Reading from the child

Read from the child process by parsing out complete lines and line-delimited JSON objects and arrays from its stdout stream using JSONSieve.

  var sieve = new JSONSieve();
  var sieveClosed = false;
  child.stdout.on('data', function(dataStr) {
    sieve.observe(dataStr);
  });
  sieve.on('json_object', emitter.emit.bind(emitter, 'json_object'));
  sieve.on('json_array', emitter.emit.bind(emitter, 'json_array'));
  sieve.on('stdout_line', emitter.emit.bind(emitter, 'stdout_line'));
  child.stderr.on('data', emitter.emit.bind(emitter, 'stderr_data'));
  child.stdout.on('data', emitter.emit.bind(emitter, 'stdout'));

Writing to the child: send()

  emitter.send = function(jsonVal) {
    try {
      var serData = JSON.stringify(jsonVal) + '\n';
      child.stdin.write(serData, opt.stringEncoding);
      return {
        bytesWritten: serData.length,
        prefix: serData.substr(0, 100),
      };
    } catch(e) {
      throw new Error('Unable to write to process: ' + e.message);
    }
  };

Terminating the child: close()

Kill the child’s process group gracefully. This involves the following steps:

  1. Send a SIGTERM signal to the child process group, allowing all processes in the group to die gracefully.
  2. Wait for opt.cleanupTimeoutMs milliseconds.
  3. If the child process has not exited, send a SIGKILL to the process group.

This method is a public method that is offered via the return value of the superchild() call.

Note that we wait for the proxy emitter’s exit event before invoking the callback rather than the underlying node.js child process’s exit event. This is in order to wait for all output streams to flush before actually emitting the exit event, which is not guaranteed with node’s underlying child_process implementation.

  emitter.close = function(cb) {
    cb = cb || function() {};
    if (!child || !child.pid) throw new Error('superchild: child is not running.');
    var termGroupCmdLine = fmt('/bin/kill -s SIGTERM -- -%d', child.pid);
    var killGroupCmdLine = fmt('/bin/kill -s SIGKILL -- -%d', child.pid);
    spawnSync(termGroupCmdLine, {shell: true, stdio: 'inherit'});
    setTimeout(function() {
      if (!sieveClosed) {
        spawnSync(killGroupCmdLine, {shell: true, stdio: 'inherit'});
      }
    }, opt.cleanupTimeoutMs);
    emitter.once('exit', cb);
  };

Cleaning up the child process

If the killOnExit option is specified, then when our own current process exits, kill the child’s process group using the POSIX kill command with the child’s process group ID, which is the negation of its process id, since it is the leader of its own process group.

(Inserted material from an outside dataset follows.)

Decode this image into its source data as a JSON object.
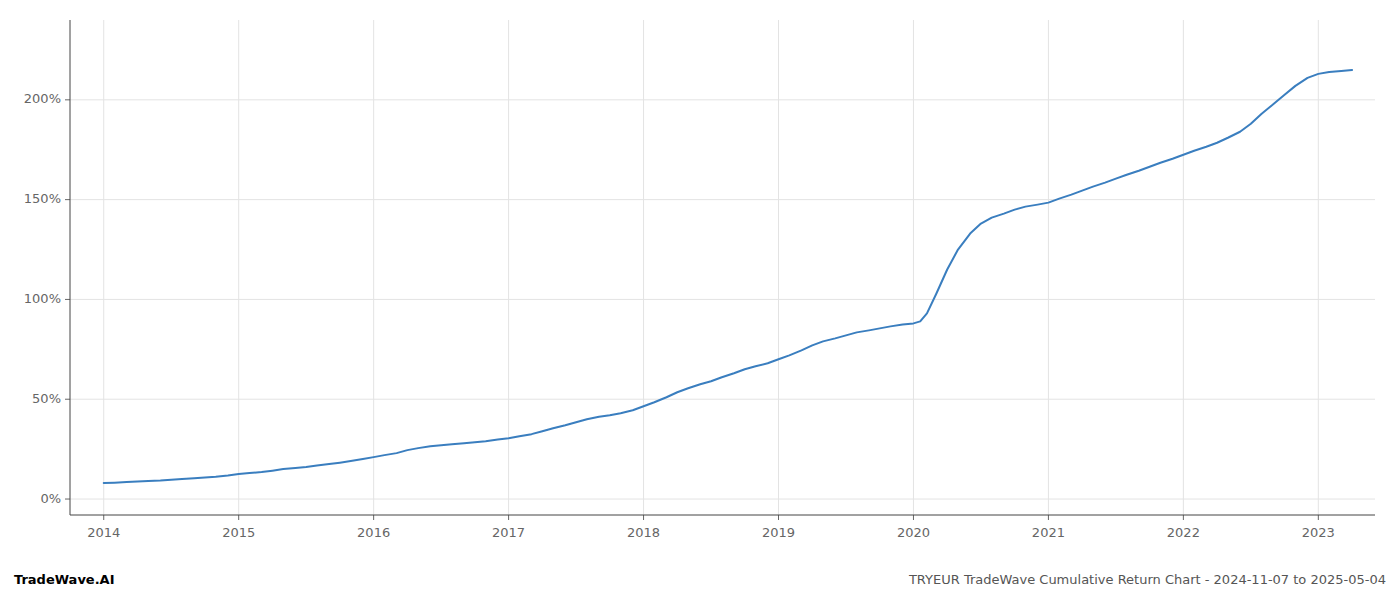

If the child exits, then we need to wait for its streams to close as well, and then flush the JSON sieve before emitting the ‘exit’ event through the proxy emitter.

  var exitCode, exitSignal;
  var cleanupFn = function() {
    if (hasExited && stdoutEnded && stderrEnded && !sieveClosed) {
      sieve.close(function() {
        emitter.emit('exit', exitCode, exitSignal);
        emitter.removeAllListeners();
      });
      sieveClosed = true;
    }
  };
  var onStdoutEnd = function() { stdoutEnded = true; cleanupFn(); };
  var onStderrEnd = function() { stderrEnded = true; cleanupFn(); };
  child.stdout.once('close', onStdoutEnd);
  child.stderr.once('close', onStderrEnd);
  child.once('exit', function(code, signal) {
    hasExited = true;
    exitCode = code;
    exitSignal = signal;
    delete CLEANUP_PROCESSES[child.pid];
    cleanupFn();
  });

Return value

The superchild() call returns a proxy EventEmitter with two additional methods that are used to control the child process: close() and send().

  return emitter;
}

process.once('exit', function() {
  Object.keys(CLEANUP_PROCESSES).forEach(function(pid) {
    var killCmdLine = fmt('/bin/kill -s SIGTERM -- -%d', pid);
    spawnSync(killCmdLine, {stdio: 'inherit'});
  });
});


module.exports = superchild;

Helper utilities

superchild.JSONSieve = require('./json-sieve');
superchild.unlogger = require('./unlogger');
h